A Republic of Mind and Spirit: A Cultural History of American Metaphysical Religion
- Cover
- Author: Catherine L. Albanese
- Language: English
- Genre: non-fiction
- Publisher: Yale University Press
- Publication date: 2007
- Pages: 628 + xi
- ISBN: 9780300134773
- OCLC: 191732654

= A Republic of Mind and Spirit =

2007 book on American religion

A Republic of Mind and Spirit: A Cultural History of American Metaphysical Religion is a 2007 non-fiction book written by Catherine L. Albanese. It was published by Yale University Press. It was published as an ebook in 2017 by the same publisher.

== Synopsis ==
The work is an introduction to Albanese's "metaphysical thesis" of American religious history: metaphysical religion (sometimes described by "the occult"; its adherents are sometimes called "metaphysicians") has a major role in the development of American religiosity rather than a minor one. Albanese's book is split into three sections – "Beginnings", "Transitions", and "Arrivals" – in which Albanese explores and analyzes various groups and ideas from English colonization to the late twentieth century. Albanese identifies four main elements of what constitutes "metaphysical religion": a fixation on the mind, a "cosmological theory of correspondence between worlds", a concern for energy (which Albanese calls "magic"), and salvation through healing.

== Reception ==
Dell deChant for Nova Religio called the book "uniquely valuable to [scholarly] understanding of religion in America, and the field of religious studies as a whole", and he believed that the work distinguished Catherine L. Albanese as "one of today's major American religious historians". W. Clark Gilpin for The Journal of Religion writes that it is a "magisterial book, one that synthesizes and extends a richly productive career of research and publication" on the American metaphysical tradition. Richard Kyle for The Journal of American History called the book "sound" in its scholarship. Robert C. Fuller for Church History called the book "brilliant" and "rich with historical detail". A reviewer for Publishers Weekly called the book "groundbreaking". Dina Komuves for the Library Journal recommended the book for academic libraries with religious studies collections.
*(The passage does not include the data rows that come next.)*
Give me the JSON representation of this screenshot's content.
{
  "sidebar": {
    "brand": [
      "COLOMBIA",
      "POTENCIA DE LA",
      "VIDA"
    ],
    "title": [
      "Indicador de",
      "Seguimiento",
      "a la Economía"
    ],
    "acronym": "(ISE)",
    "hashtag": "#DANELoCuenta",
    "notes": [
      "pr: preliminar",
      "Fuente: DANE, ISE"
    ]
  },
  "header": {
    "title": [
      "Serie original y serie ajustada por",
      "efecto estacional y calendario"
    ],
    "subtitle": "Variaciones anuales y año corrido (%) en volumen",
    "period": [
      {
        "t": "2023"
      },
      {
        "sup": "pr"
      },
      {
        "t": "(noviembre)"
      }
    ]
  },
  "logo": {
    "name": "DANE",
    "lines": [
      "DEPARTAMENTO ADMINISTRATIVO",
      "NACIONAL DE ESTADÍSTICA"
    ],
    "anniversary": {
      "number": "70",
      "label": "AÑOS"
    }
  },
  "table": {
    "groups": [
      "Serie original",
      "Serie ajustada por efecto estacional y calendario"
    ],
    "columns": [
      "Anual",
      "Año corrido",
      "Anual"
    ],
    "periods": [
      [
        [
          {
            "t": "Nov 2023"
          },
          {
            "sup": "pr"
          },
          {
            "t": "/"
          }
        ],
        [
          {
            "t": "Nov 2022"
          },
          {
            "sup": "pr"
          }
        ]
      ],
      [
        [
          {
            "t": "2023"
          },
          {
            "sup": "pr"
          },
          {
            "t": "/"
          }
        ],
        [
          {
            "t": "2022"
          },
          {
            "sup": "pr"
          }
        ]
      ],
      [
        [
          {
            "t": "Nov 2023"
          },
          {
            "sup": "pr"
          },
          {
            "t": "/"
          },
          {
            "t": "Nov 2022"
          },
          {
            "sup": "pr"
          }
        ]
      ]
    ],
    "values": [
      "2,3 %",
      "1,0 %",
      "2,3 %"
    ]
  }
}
Benjamin E. Zeller for Pneuma believes that the book is "impeccably researched"; however, he criticizes the length of the work which he believes makes it "untenable for the undergraduate classroom". David D. Hall for The American Historical Review called it "important as an act of recovery" and a "remarkable demonstration" of Albanese's skills as a historian of religion. However, Hall believes that at some points the intellectual method of the book is weak, and some of the examples, like Christian Science, do not fit perfectly to what she is communicating.
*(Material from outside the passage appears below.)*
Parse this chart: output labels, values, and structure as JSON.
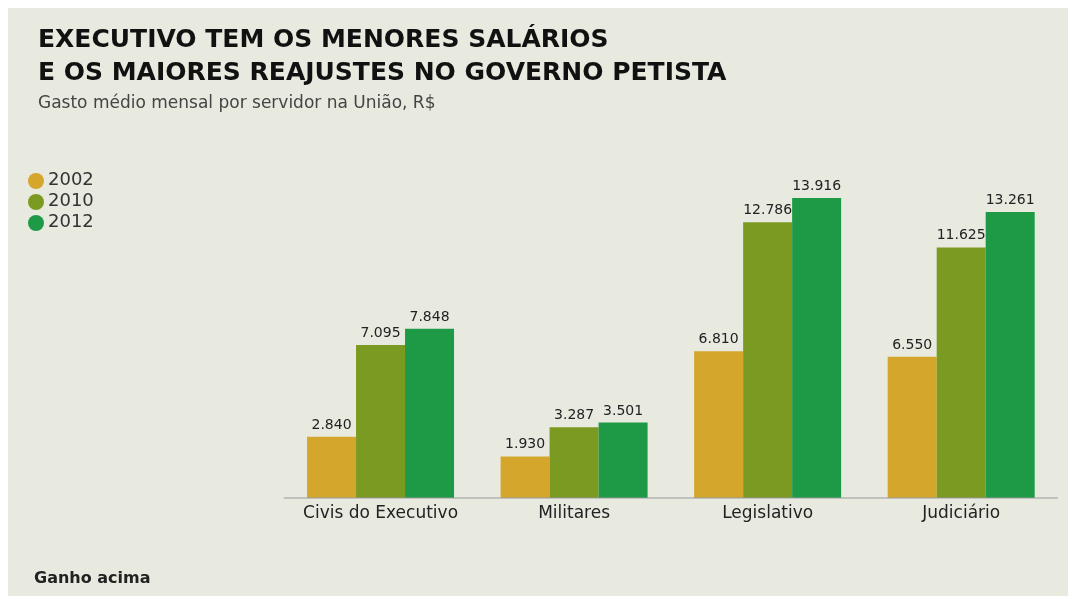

Amanda Porterfield for The New England Quarterly called the book Albanese's magnum opus. However, Porterfield believes that the book's omission of the metaphysicians' claims to science and of any analysis of the social and emotional function of metaphysical religion in America "limit[s] the book's usefulness as a full depiction of metaphysical religion in American history". Additionally, Porterfield believes the book provides an "excessive" number of historical facts about metaphysical thought, making the book "one-sided".
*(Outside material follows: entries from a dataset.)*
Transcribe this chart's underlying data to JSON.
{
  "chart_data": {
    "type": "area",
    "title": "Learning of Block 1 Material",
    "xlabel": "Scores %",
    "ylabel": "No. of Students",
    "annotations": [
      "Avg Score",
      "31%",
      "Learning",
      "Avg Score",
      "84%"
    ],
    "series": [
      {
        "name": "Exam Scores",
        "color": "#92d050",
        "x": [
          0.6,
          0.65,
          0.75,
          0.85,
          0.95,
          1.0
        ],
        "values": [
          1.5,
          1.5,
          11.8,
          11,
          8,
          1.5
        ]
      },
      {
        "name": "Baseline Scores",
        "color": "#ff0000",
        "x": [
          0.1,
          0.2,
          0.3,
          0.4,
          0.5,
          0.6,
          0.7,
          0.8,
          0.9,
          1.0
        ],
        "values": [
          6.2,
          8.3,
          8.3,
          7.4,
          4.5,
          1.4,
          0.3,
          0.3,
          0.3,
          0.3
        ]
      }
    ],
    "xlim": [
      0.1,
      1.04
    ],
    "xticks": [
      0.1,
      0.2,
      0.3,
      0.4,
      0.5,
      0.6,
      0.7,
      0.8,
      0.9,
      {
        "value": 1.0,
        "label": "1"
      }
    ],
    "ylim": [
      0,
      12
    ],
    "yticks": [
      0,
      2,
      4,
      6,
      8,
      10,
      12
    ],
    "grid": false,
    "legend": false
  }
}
David Nartonis for The Christian Science Monitor argues that although Albanese's book will interest anyone intrigued by contemporary trends and American belief systems, anyone interested in the specific systems she surveys finds that she focuses too much on "the externals that it misses the whole point of their religious conviction".

Jeremy Rapport for The Register of the Kentucky Historical Society believes that Albanese "convincingly argues" that metaphysical religion in American religious history "must be addressed in order to understand what is American about religion in America". According to Rapport, one of the book's strengths is that its "organizational scheme strengthens her claim that metaphysical religions should form a third leg of the American religious tradition" by demonstrating its consistent presence in the historical record. Rapport notes that scholars of specific traditions like Mormonism or New Thought will find flaws with her analysis.

Jerry L. Summers for Fides et Historia compliments the work overall, but he points out that her "powerfully convincing" thesis portrays the "heterodox metaphysics" as the mainstream religion in American history, with which he disagrees.